Chief economist Mark Zandi’s breakdown shows the damage isn’t confined to rural states. Texas continues expanding, but economic heavyweights like California and New York are barely treading water. More concerning: Michigan, an industrial bellwether, has deteriorated from stable to distressed in recent months, joining 21 other states showing serious strain.
Here’s why that matters: when a third of the economy is cracking while the S&P 500 sits near record highs, markets are likely underpricing downside risk. History shows this kind of fragmentation often precedes broader weakness—the kind that shows up in employment data and corporate earnings before Wall Street adjusts. That’s precisely when defensive assets like gold tend to validate their role as portfolio insurance.
And the risks don’t stop at state lines.
U.S. National Debt Crosses $38 Trillion
The U.S. national debt just breached $38 trillion — up $2 trillion since January alone. The latest trillion was added in roughly eight weeks, the fastest pace outside pandemic-era emergency spending. But unlike 2020, there’s no crisis to justify it. Just persistent deficits and an interest bill that now exceeds $1.2 trillion annually, consuming an ever-larger slice of federal revenue.
Wall Street is increasingly worried about the endgame. Sustained deficits of this magnitude can erode confidence in the dollar, especially if foreign creditors — already holding record Treasury positions — grow reluctant to finance America’s spending habit. When fiat currency credibility weakens, hard assets historically fill the void. Gold thrives in that environment precisely because it’s no one’s liability and can’t be printed away.
Combine persistent inflation, regional economic cracks, and runaway fiscal policy, and you have the kind of macro backdrop where precious metals aren’t just a hedge — they’re increasingly a core allocation.

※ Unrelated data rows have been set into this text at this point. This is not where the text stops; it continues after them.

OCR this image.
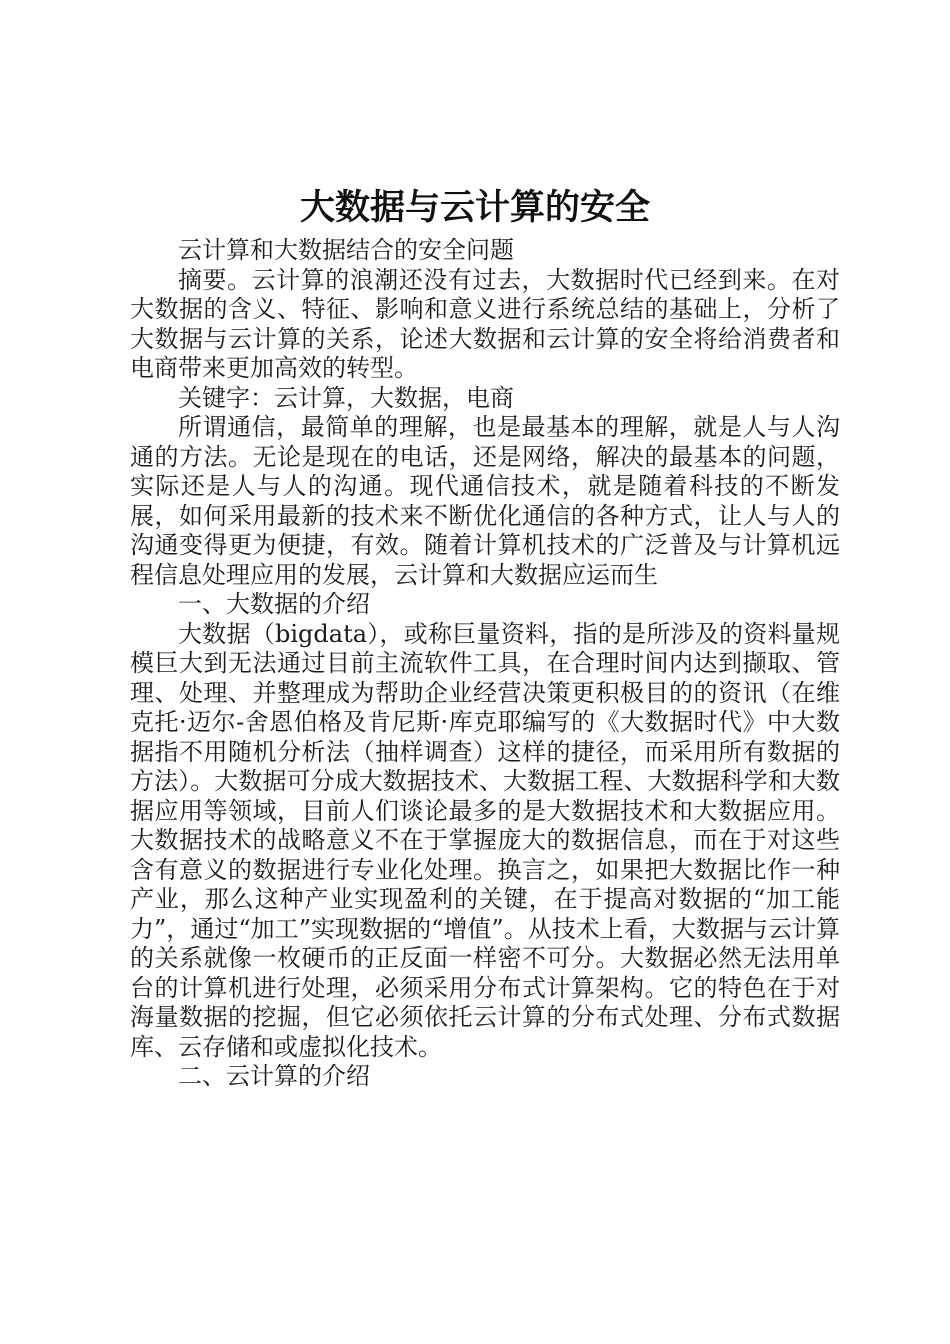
大数据与云计算的安全

云计算和大数据结合的安全问题

摘要。云计算的浪潮还没有过去，大数据时代已经到来。在对大数据的含义、特征、影响和意义进行系统总结的基础上，分析了大数据与云计算的关系，论述大数据和云计算的安全将给消费者和电商带来更加高效的转型。

关键字：云计算，大数据，电商

所谓通信，最简单的理解，也是最基本的理解，就是人与人沟通的方法。无论是现在的电话，还是网络，解决的最基本的问题，实际还是人与人的沟通。现代通信技术，就是随着科技的不断发展，如何采用最新的技术来不断优化通信的各种方式，让人与人的沟通变得更为便捷，有效。随着计算机技术的广泛普及与计算机远程信息处理应用的发展，云计算和大数据应运而生

一、大数据的介绍

大数据（bigdata），或称巨量资料，指的是所涉及的资料量规模巨大到无法通过目前主流软件工具，在合理时间内达到撷取、管理、处理、并整理成为帮助企业经营决策更积极目的的资讯（在维克托·迈尔-舍恩伯格及肯尼斯·库克耶编写的《大数据时代》中大数据指不用随机分析法（抽样调查）这样的捷径，而采用所有数据的方法）。大数据可分成大数据技术、大数据工程、大数据科学和大数据应用等领域，目前人们谈论最多的是大数据技术和大数据应用。大数据技术的战略意义不在于掌握庞大的数据信息，而在于对这些含有意义的数据进行专业化处理。换言之，如果把大数据比作一种产业，那么这种产业实现盈利的关键，在于提高对数据的“加工能力”，通过“加工”实现数据的“增值”。从技术上看，大数据与云计算的关系就像一枚硬币的正反面一样密不可分。大数据必然无法用单台的计算机进行处理，必须采用分布式计算架构。它的特色在于对海量数据的挖掘，但它必须依托云计算的分布式处理、分布式数据库、云存储和或虚拟化技术。

二、云计算的介绍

J.P. Morgan Predicts Gold Above $5,000 by Late 2026
J.P. Morgan’s commodities desk just released one of the most bullish gold forecasts on record, projecting prices will average $5,055 per ounce by the end of 2026 — roughly 20% above current levels. The bank cites three converging forces: slowing global growth, a weakening dollar, and aggressive central bank accumulation, particularly from China and emerging markets racing to reduce dollar dependency.
Analysts are drawing parallels to the early 2000s, when similar conditions sparked a decade-long rally that saw gold surge from under $300 to over $1,900. The common thread: negative real interest rates, currency concerns, and geopolitical instability creating sustained demand for monetary alternatives.
If inflation stays elevated while the Fed pivots to rate cuts — compressing real yields further — gold isn’t just a tactical trade. It’s increasingly positioning itself as a structural portfolio holding for an era of fiscal excess and monetary uncertainty.